KANEKO Ryūichi, Nihon shashinka jiten 日本写真家事典 [dictionnaire des photographes japonais], Kyōto: Tankōsha 淡交社, 2000.

SUCHOMEL Filip, SUCHOMELOVA Marcela, Journal of a voyage : the Erwin Dubský Collection : photographs from Japan in the 1870s, Brno, The Moravian Gallery in Brno, 2006.


Claude Estèbe

Notes

1. Ueno ouvrit un atelier à Nagasaki à l’automne 1862. Il avait une solide formation en chimie acquise à Nagasaki auprès des Hollandais. Il a écrit, en 1862, un manuel de chimie à partir de sources néerlandaises qui a fait longtemps référence au Japon. En annexe, il y décrivait avec précision le procédé au collodion humide. Ce photographe important est peu représenté dans les collections françaises mais la Bibliothèque Nationale de France en possède un album. Cf. ESTEBE Claude, « Ueno Hikoma. Un portraitiste à la fin du shôgunat », in Ebisu no 24, Automne-hiver 2000, Tôkyô, Maison Franco-japonaise, 2001.

2. Notons qu'à Kyôto, alors interdite aux étrangers, Hori Yohei (堀与兵衛, 1826-1880) avait déjà un studio prospère en 1866.

3. Moto-machi 3- chōme, de 1870 à 1879, puis Moto-machi 2- chōme jusqu'en 1887.

4. Cf. ESTEBE Claude, « Les premiers ateliers de photographie japonais (1859-1872) », in Etudes Photographiques no 19, Paris, Société Française de Photographie, 2007, pp. 19-21.

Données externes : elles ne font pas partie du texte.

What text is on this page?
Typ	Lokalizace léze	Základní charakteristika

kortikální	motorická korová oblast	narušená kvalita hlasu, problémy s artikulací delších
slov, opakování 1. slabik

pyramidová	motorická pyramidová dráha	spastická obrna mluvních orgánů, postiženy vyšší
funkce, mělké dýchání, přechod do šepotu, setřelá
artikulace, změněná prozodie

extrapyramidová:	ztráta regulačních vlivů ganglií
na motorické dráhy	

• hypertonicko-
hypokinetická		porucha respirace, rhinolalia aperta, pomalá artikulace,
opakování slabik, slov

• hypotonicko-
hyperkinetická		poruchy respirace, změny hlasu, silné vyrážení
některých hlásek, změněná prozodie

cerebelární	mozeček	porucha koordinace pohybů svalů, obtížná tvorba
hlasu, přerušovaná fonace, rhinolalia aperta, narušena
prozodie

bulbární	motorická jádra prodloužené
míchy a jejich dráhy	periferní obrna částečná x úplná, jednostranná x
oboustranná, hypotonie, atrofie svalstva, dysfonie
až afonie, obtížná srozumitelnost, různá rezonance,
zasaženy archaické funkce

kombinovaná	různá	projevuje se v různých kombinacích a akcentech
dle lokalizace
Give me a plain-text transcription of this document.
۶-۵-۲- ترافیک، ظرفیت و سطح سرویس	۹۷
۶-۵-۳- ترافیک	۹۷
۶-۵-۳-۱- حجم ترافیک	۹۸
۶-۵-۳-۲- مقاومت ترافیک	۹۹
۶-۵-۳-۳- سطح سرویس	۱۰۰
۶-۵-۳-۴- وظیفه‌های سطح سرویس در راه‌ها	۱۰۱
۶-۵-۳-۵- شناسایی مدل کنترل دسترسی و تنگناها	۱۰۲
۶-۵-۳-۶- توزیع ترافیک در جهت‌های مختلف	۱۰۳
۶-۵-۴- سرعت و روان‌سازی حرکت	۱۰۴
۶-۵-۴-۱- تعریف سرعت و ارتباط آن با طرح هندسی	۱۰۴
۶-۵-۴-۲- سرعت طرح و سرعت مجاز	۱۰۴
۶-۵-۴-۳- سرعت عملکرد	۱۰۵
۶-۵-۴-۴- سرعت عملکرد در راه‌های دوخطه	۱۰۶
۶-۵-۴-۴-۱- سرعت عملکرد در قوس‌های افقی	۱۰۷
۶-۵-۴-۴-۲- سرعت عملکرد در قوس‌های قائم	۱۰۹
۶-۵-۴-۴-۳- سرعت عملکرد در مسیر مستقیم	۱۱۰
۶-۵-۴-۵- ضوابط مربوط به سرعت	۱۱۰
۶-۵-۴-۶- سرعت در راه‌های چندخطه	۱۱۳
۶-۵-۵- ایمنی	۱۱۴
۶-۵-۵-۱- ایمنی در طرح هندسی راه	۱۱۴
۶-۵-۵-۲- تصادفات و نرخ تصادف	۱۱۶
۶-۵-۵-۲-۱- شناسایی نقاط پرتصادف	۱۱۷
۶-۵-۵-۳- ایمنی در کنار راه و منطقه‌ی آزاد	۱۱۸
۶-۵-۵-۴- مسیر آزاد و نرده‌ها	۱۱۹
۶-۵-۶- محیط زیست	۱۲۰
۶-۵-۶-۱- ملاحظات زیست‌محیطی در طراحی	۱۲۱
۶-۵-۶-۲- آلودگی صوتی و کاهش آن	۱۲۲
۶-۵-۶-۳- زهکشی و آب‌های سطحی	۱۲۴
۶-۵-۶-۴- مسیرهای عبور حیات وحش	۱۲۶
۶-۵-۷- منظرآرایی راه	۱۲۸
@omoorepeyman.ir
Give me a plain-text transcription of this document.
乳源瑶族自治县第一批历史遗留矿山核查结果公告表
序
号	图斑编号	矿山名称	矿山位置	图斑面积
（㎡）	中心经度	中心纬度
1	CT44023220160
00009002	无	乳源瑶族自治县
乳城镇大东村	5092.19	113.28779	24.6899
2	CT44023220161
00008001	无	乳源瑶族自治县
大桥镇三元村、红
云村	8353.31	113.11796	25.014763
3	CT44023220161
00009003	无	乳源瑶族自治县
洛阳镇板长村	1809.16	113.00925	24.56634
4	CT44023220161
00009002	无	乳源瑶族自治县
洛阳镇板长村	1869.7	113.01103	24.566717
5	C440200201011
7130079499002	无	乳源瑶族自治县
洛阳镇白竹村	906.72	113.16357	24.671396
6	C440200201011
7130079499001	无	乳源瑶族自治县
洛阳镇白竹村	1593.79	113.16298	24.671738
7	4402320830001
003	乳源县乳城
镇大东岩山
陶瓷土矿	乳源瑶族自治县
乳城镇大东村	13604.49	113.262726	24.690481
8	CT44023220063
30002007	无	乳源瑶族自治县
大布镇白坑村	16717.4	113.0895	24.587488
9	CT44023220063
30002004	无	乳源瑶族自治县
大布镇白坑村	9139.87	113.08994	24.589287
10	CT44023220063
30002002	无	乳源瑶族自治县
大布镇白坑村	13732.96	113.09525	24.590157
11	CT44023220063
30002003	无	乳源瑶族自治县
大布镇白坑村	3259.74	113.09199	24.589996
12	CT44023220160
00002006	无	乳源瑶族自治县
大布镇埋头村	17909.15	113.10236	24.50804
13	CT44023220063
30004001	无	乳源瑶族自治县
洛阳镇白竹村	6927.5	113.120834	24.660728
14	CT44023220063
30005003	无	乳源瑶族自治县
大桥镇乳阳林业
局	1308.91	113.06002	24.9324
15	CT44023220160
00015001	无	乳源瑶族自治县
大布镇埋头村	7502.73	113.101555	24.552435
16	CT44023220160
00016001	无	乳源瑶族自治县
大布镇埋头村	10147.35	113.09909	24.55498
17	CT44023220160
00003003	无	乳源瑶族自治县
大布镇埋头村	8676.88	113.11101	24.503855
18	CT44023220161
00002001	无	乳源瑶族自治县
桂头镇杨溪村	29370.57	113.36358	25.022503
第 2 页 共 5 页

5. Henri Eugène Marie Gordes (c. 1842-1889) marchand et photographe commercial français tint un studio à Osaka de 1872 à 1875 puis à Kobe de 1875 à 1888 en association avec son frère Auguste. Une branche du studio aurait été ouverte à Nagasaki.

6. Intitulés Kyōto meisho satsuei par Kuwada Seishindō.

7. Ils contiennent des photographies des temples, palais, jardins mais aussi gares et bâtiments publics de Kyôto incluant un petit cartouche descriptif en japonais uniquement, mais ces albums pouvaient être utilisés par un visiteur étranger en pointant sur l'album la photographie du monument qu'il voulait visiter à son coureur de jinrikisha. Kuwada rédigea le premier dictionnaire des photographes japonais, intitulé le miroir de la lune (tsuki no kagami 「月乃鏡」) en 1916.

8. En particulier, un petit coffret d'albums (AP10671 à AP10822).